Incontables aldeas quemadas. Cadáveres desfigurados más allá del reconocimiento. Magia oscura cosida en carne. Ely y su aquelarre caminando abiertamente con el Rey Licántropo ahora y sus experimentos retorcidos liberados como una plaga por el campo.
Esto ya no eran solo redadas y terror disperso, esto era destrucción organizada.
Su estómago descendió como una piedra y forzó su mano firme sobre la carta.
—Trae a Adam —dijo ásperamente—. Ahora.
Él llegó justo antes del amanecer, oliendo a humo y acero, y sus hombros se mantenían rígidos. La distancia entre ellos dañaba a Ann más de lo que quería admitir.
—¿Tienes noticias? —preguntó, su voz era cortante. Era demasiado formal… solo otro cuchillo lanzado hacia ella como si no fuera más que un soldado ahí para obedecer sus órdenes.
Ann le entregó la carta sin atreverse a hablar porque sabía que su voz la traicionaría.
Observó como su mandíbula se apretaba y sus fosas nasales se ensanchaban mientras su lobo se alzaba detrás de sus ojos.
Cuando finalmente levantó la vista, su voz era áspera y definitiva.
—Ann, no podemos evitarlo más. Está forzando nuestra mano.

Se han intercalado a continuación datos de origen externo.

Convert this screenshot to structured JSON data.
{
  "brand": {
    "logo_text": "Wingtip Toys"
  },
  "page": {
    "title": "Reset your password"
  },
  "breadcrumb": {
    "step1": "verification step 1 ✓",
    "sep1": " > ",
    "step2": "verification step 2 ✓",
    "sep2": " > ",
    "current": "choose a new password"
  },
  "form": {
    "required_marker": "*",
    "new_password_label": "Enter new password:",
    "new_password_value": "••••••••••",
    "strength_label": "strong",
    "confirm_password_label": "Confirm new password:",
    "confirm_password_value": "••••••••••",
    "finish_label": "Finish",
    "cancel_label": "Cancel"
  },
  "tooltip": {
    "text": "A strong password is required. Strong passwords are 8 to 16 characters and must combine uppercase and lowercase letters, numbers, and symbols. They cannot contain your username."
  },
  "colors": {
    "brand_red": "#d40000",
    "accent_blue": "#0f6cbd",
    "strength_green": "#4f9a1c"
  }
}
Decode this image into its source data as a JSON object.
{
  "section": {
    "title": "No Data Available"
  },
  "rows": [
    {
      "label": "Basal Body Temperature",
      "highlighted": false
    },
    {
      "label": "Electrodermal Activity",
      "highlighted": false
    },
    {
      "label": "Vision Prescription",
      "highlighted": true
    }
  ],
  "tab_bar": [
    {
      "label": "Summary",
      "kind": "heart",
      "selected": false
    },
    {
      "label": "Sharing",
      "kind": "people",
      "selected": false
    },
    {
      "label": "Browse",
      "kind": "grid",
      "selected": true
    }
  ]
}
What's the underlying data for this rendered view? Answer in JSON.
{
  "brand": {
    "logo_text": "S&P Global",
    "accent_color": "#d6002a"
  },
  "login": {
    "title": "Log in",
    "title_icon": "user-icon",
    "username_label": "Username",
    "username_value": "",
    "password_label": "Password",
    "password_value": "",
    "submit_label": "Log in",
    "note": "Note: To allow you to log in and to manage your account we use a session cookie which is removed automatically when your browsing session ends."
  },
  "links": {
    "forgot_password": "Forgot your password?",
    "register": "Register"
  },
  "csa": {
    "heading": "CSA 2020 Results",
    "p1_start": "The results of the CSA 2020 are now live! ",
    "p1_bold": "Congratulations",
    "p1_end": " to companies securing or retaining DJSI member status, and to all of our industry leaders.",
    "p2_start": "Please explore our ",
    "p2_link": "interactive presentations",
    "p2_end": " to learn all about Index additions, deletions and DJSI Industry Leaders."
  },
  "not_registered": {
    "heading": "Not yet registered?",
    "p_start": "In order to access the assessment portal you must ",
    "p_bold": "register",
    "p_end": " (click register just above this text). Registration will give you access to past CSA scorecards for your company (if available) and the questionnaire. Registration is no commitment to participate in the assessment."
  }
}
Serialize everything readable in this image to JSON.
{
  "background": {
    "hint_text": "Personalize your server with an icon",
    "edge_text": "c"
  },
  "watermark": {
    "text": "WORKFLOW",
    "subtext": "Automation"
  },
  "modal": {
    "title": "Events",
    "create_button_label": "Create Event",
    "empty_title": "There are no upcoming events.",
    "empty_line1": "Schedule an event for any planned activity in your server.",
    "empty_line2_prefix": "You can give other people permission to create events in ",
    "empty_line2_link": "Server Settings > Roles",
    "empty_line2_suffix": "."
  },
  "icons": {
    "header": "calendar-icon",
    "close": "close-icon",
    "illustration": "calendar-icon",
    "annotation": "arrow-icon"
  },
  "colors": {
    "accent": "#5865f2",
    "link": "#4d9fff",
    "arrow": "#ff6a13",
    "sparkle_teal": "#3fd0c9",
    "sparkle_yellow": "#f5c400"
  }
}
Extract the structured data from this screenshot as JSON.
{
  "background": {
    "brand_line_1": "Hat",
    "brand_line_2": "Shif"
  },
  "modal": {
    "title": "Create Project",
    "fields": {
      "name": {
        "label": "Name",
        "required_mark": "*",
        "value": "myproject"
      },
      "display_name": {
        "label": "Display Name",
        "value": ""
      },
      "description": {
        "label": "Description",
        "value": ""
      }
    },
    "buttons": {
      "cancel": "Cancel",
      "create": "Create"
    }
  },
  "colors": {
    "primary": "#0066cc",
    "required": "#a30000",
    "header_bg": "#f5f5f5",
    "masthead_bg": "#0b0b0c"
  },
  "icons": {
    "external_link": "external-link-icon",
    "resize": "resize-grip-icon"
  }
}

La guerra por la que había rezado para posponer. La guerra por la que se había doblado por la mitad para retrasar, para preparar, para suavizar… podía verla descender a su alrededor como una ola inevitable y no había nada más que pudiera hacer para detenerlo.
Las garras de Adam se clavaron en la mesa.
—Estamos en guerra, Ann. Ya lo digamos en voz alta o no.
Quería vomitar, sollozar y colapsar en el suelo en la desesperación, pero eso no les haría ningún bien. Era su trabajo liderar, no caer.
Así que en cambio, sostuvo su mirada, su máscara apenas mantenida.
—Entonces lo diremos —susurró—. Pero no todavía. No hasta que estemos listos.
Su silencio presionó más fuerte que cualquier argumento.
La voz de Maeve se alzó suavemente, consolándola lo mejor que podía pero firme al mismo tiempo.
—Necesitas anunciarlo Ann. No más espera. No hay más tiempo.